You are transported from your drab existence to your aunt's home on Martha’s Vineyard. Another bite and now you are running through burning sand but your feet are cooled by a wave. You are on your day off from waitressing. You are 19 year of age. Petty grievances have all but vanished. There is no sadness; there are no regrets just the pure sunlight of summer and possibility of what is to come. How did it happen, this transport to another time? What does it signify? It seems to be the frittata you are eating for lunch. You take another bite. What is in this frittata? It is the crimson and ivory radicchio tardivo that you tucked inside it. There's no mistaking it. The flavor is of lobster. But where did it come from this radicchio tardivo? You put down the frittata and search your mind.
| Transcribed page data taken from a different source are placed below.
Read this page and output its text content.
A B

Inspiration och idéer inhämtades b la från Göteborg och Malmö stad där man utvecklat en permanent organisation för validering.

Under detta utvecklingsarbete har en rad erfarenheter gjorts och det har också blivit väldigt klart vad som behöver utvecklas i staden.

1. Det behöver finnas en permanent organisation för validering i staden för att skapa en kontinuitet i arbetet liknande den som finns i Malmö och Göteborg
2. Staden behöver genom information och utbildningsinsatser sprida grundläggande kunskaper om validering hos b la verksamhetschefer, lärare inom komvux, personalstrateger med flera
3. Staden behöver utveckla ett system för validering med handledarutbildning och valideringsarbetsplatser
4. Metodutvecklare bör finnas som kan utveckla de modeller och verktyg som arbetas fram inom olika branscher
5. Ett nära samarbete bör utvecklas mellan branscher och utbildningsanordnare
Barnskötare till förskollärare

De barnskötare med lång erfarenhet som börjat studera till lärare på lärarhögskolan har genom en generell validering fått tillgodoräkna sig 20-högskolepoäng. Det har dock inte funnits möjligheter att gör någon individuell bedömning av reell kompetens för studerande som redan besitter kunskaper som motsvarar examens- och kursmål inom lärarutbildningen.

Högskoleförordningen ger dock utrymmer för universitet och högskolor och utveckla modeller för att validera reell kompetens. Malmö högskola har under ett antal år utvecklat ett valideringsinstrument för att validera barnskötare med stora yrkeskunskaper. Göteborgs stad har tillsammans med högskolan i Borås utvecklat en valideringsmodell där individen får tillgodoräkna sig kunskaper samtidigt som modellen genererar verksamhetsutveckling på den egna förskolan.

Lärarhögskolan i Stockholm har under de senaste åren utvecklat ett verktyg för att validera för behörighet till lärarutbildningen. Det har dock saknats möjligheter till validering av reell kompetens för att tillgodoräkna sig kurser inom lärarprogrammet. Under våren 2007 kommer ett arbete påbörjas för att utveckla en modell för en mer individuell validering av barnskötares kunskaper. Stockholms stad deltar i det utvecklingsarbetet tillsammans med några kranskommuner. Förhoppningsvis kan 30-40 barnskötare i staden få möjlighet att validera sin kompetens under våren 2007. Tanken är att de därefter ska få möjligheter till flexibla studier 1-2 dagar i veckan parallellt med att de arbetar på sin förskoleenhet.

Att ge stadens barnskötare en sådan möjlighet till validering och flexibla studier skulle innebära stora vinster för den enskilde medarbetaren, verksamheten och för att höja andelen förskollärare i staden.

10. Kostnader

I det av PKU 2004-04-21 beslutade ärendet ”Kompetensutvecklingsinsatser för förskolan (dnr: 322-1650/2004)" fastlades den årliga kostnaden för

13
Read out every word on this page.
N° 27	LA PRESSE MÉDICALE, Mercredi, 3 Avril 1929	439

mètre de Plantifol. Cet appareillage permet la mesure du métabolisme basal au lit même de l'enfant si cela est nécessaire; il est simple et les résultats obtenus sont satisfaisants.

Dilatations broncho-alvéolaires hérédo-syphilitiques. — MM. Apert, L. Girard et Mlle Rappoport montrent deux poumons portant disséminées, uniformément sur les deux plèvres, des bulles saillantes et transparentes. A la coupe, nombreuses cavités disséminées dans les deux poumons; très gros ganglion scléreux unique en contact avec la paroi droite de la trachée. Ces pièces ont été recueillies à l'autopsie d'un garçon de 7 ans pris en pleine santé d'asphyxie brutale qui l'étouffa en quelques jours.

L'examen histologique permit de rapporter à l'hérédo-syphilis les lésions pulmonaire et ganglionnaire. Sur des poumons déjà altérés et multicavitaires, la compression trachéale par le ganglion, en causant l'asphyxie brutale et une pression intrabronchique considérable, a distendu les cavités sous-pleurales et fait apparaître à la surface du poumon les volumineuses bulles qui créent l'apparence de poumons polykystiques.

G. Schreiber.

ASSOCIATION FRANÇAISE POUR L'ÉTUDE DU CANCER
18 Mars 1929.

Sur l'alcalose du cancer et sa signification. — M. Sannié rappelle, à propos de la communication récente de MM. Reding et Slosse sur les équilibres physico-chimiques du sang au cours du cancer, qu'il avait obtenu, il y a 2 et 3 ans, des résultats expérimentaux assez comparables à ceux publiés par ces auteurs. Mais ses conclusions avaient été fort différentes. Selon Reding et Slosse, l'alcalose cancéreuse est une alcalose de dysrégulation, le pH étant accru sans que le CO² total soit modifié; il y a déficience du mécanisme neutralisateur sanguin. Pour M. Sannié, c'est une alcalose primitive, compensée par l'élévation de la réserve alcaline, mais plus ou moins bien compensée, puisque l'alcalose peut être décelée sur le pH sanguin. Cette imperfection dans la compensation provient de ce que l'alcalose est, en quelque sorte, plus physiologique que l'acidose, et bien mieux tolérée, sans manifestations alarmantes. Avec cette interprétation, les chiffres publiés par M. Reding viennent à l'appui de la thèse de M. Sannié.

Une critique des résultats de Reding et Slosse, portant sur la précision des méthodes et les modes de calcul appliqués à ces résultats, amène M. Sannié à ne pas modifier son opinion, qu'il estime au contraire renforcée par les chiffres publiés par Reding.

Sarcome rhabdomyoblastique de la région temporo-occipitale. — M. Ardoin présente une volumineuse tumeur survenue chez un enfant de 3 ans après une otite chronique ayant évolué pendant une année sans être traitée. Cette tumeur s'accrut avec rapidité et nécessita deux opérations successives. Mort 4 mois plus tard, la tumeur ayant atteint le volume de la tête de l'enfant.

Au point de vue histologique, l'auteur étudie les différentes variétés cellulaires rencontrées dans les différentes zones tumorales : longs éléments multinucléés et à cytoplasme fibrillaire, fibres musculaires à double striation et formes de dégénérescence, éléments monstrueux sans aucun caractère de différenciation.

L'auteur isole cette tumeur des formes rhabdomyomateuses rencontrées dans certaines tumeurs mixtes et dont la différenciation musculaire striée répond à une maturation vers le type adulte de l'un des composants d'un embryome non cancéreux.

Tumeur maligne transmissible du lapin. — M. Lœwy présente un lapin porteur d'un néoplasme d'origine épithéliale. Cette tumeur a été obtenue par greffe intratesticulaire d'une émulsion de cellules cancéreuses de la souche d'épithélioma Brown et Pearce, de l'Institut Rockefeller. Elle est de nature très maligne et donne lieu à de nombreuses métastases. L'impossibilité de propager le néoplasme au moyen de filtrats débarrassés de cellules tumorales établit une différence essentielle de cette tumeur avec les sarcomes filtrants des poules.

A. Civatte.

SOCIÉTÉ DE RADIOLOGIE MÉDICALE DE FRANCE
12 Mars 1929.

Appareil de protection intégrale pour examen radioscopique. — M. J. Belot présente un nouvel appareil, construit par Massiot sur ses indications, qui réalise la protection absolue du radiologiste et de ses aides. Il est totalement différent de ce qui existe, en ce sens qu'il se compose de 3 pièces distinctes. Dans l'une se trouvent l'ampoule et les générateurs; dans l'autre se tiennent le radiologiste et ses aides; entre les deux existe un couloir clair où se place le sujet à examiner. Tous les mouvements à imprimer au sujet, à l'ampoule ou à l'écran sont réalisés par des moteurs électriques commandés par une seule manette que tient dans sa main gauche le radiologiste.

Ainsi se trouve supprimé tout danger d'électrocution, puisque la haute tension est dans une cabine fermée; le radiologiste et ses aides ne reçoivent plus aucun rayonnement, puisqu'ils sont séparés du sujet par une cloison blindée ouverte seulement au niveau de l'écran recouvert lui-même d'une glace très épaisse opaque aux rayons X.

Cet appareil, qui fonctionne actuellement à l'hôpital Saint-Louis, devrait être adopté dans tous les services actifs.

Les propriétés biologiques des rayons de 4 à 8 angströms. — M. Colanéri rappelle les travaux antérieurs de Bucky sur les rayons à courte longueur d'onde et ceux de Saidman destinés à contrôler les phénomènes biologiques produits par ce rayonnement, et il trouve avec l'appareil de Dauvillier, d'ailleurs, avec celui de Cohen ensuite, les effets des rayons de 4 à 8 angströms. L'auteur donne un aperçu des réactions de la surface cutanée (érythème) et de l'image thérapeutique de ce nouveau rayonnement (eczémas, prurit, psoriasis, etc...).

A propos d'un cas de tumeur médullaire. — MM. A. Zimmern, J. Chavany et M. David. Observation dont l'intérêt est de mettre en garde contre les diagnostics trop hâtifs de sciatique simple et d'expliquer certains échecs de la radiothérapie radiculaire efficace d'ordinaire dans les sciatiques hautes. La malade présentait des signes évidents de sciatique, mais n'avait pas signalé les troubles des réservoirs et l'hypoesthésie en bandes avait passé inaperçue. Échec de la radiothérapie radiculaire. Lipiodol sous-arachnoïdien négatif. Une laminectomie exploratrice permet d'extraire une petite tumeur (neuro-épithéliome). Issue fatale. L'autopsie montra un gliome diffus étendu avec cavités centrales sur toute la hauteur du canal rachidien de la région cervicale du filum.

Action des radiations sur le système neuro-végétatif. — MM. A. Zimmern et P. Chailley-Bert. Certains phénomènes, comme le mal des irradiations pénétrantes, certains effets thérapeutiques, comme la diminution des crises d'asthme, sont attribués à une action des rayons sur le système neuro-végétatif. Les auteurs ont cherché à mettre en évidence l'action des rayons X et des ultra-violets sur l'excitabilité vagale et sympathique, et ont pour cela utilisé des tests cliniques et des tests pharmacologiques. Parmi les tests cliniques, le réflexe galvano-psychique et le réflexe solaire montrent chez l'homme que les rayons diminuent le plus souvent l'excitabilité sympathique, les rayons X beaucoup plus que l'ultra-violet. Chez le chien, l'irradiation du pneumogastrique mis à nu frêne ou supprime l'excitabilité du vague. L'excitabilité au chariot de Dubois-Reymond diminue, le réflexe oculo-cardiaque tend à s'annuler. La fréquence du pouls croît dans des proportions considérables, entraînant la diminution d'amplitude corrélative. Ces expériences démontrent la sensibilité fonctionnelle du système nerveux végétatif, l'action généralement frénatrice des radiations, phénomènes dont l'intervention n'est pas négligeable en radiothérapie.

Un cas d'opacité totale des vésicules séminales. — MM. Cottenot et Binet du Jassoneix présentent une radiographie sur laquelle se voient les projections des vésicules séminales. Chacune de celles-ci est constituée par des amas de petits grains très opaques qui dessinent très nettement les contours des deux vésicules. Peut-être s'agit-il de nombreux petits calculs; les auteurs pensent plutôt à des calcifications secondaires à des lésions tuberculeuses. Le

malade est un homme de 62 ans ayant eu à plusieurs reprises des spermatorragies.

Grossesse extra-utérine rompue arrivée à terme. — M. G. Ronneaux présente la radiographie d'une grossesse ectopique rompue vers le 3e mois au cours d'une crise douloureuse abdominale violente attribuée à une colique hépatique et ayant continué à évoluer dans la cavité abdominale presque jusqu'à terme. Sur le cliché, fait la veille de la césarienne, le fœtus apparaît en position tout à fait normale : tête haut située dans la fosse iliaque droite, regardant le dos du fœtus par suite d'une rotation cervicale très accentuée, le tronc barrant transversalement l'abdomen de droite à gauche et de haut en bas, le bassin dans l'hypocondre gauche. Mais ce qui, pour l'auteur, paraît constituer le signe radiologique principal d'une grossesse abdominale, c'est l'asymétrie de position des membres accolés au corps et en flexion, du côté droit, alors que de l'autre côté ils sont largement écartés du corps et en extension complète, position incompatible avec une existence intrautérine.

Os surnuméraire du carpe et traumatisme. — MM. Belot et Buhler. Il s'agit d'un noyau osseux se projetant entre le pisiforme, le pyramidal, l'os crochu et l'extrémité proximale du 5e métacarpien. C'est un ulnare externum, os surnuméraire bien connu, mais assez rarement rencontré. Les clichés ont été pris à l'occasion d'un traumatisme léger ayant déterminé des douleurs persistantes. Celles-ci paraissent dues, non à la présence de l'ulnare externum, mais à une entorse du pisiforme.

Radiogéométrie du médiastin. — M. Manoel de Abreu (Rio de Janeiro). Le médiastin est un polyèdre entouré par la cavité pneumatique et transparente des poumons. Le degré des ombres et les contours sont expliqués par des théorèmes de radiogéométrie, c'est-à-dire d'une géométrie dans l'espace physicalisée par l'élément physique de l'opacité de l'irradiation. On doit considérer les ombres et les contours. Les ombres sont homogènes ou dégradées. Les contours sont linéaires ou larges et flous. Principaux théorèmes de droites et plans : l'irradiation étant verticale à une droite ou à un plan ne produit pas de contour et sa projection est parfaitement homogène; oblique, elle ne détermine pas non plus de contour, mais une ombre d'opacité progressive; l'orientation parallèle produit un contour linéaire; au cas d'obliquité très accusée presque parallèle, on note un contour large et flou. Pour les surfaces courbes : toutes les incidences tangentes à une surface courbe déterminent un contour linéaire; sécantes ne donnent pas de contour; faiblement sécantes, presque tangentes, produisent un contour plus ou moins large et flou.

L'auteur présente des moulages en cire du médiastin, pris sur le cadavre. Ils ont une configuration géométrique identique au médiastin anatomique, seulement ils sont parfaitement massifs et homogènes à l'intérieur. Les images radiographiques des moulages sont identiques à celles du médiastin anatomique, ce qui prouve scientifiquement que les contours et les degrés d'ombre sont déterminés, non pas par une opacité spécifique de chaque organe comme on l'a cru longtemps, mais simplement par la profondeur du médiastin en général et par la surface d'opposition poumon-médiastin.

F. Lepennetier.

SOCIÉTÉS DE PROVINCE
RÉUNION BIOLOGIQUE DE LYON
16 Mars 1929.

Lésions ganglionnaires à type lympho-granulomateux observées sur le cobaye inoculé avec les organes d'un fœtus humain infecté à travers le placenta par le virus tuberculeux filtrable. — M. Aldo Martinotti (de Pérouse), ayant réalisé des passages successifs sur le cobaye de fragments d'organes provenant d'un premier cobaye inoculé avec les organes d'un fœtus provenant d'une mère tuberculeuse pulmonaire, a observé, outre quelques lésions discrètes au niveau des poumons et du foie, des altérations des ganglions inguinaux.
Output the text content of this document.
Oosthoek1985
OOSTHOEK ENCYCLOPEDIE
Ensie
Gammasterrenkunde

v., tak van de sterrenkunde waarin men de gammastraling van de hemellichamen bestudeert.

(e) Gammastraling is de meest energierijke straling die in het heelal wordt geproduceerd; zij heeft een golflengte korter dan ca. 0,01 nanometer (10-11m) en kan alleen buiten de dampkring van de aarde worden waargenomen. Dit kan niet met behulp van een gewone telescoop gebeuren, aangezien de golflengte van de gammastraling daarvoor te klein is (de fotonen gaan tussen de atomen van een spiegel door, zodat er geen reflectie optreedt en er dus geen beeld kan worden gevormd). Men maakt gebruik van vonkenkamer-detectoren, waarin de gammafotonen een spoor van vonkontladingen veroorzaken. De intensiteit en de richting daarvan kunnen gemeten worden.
You’re there at the farm just before Thanksgiving shopping for local vegetables. You see baskets of leeks, beets, romanesco, bunches of herbs tied up and brussels sprouts on their stalks. In the corner, next to a cooler, is something that beckons to you. It is what you are there for, this basket hiding in the shadows. Three, not one but three bunches of the famous radicchio tardivo are there resting comfortably, like so many heads of state.

The vertiginous crimson and ivory vegetable, too beautiful to be food, is grown with love and erudition by a farmer from Sunderland. Tim Wilcox went to Hampshire and did his Div 3 on radicchio tardivo in the town of its origin. You thank the farmer, his wife and their farm. You thank Pioneer Valley where a person can major in radicchio in college and plant the stuff here in our loamy American soil.